Laetitia nous explique que dans sa ferme, elle élève des insectes destinés à la consommation animale et à la consommation humaine. La plus grande partie de la production est destinée à l'alimentation animale. Il s'agit de fabriquer de la farine d'insecte qui viendra substituer la farine de poisson, utilisée en Europe pour l'alimentation des animaux d'élevage. Cette demande nécessite de très grandes quantités de production, parfois difficile à atteindre. L'objectif que s'est fixé Insagri est d'être capable de fournir 3 tonnes de farine d'insectes par jour à l'horizon 2017.

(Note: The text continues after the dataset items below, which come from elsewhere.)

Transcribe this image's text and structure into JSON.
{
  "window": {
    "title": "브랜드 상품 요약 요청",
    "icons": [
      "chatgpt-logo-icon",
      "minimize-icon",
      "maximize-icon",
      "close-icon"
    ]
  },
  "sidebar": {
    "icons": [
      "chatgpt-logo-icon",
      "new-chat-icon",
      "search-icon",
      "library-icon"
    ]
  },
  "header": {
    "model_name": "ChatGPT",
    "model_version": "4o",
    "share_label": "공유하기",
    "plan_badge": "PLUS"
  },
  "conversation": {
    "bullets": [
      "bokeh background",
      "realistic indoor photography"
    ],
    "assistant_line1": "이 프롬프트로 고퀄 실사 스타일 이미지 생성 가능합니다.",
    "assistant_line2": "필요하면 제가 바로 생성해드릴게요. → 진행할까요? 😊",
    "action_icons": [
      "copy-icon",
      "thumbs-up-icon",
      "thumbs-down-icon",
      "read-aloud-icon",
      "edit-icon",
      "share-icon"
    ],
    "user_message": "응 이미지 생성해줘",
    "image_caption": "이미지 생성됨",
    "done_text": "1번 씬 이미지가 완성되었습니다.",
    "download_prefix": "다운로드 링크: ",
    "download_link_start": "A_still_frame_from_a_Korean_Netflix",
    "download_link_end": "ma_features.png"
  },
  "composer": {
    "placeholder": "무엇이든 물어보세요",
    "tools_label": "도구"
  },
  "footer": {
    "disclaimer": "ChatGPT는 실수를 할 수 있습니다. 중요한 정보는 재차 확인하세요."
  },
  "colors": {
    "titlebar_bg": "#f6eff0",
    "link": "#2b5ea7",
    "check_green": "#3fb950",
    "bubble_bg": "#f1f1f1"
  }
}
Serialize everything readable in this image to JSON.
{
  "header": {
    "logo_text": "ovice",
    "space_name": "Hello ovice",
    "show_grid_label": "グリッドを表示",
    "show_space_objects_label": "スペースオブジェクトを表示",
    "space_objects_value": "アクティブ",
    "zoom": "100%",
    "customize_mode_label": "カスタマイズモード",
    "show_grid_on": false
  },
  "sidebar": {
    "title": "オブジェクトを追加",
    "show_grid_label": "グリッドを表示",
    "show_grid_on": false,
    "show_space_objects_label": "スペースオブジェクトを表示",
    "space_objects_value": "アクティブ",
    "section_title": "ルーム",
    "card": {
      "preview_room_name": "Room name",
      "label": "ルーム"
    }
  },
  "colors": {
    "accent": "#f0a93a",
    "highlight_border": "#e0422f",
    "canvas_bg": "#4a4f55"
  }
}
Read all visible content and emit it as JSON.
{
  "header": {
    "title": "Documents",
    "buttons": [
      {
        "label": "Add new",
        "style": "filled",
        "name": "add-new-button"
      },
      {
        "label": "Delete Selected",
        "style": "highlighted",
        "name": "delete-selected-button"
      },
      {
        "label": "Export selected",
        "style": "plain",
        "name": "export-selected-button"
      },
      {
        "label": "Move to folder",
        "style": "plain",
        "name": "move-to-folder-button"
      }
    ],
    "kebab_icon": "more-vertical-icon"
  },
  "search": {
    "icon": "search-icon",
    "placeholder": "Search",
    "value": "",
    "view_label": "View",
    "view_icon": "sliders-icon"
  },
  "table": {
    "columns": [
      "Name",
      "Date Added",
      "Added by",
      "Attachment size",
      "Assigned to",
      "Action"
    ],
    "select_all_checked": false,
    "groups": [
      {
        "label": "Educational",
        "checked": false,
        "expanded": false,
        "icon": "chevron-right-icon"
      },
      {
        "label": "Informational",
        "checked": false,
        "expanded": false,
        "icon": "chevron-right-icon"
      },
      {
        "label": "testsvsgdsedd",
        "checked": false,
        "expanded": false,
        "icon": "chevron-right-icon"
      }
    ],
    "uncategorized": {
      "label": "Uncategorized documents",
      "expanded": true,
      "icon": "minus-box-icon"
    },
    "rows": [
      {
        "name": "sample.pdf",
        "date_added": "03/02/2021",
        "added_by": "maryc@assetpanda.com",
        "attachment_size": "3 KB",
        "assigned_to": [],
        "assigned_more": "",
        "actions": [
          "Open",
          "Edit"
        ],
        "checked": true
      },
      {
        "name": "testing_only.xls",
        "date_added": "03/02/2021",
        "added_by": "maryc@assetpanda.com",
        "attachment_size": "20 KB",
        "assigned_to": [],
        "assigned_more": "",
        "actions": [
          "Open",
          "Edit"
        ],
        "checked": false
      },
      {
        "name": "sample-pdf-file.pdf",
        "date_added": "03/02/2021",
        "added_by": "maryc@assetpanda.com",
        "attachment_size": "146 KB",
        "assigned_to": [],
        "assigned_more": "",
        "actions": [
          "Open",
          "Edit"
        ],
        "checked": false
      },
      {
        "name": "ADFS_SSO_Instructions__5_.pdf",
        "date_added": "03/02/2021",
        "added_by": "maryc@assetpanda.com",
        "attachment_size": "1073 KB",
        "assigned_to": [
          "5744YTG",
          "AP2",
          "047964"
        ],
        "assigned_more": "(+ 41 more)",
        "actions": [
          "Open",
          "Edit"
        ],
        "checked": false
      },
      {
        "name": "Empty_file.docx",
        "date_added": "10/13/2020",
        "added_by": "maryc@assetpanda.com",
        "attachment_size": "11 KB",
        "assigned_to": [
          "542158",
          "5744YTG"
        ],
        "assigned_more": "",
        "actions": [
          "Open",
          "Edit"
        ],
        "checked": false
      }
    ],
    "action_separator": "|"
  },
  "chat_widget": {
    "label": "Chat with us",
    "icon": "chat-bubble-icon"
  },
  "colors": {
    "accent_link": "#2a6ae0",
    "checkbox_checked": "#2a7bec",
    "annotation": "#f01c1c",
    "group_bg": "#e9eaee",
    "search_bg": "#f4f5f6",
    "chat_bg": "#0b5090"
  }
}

Pour l'alimentation humaine, Laetitia nous explique qu'on lui demande beaucoup moins de quantités, mais une qualité élevée. "Il y a 1.900 espèces d'insectes comestibles dans le monde", explique Laetitia. "Pour la consommation humaine en Europe, deux espèces sont essentiellement utilisées : les grillons et les ténébrions meunier (vers à farine). Nos clients sont des acteurs du marché de l'alimentation, sportive ou infantile… Ils vont intégrer la farine d'insecte dans leur processus de production et vont rendre les insectes invisibles à l'œil nu dans le produit fini, comme par exemple des barres céréalières protéinées, des pates fraiches, ou des bonbons", explique la gérante. "La demande pour la consommation humaine est très forte en Europe. Nous vendons nos insectes en poudre, mais nous pouvons aussi les vendre entiers déshydratés, avec des dates de conservation de 6 à 12 mois !". Et cette passionnée prévoit de démarrer l'élevage d'autres espèces l'année prochaine : "les fourmis du Mexique qui sont appréciées pour leur jus sucré, et le zophoba morio qui est comme un ver de farine, mais plus gouteux en bouche". Pour l'alimentation animale, l'insecte utilisé est la mouche soldat noire, une mouche qui n'est pas porteuse de pathogènes, et n'a pas bactéries contrairement à la mouche domestique.

Pourquoi consommer des insectes ?
Si la consommation d'insectes peut provoquer le dégout chez de nombreuses personnes, les gérants d'Insagri sont convaincus des bienfaits de leur consommation sur l'organisme, mais aussi et surtout de l'impact positif du développement de ce type de production pour l'écosystème. "Les insectes se consomment depuis plus de 2000 ans et il y a plus de 2,5 milliards de personnes qui les intègrent dans leur diète quotidienne", défendent-ils.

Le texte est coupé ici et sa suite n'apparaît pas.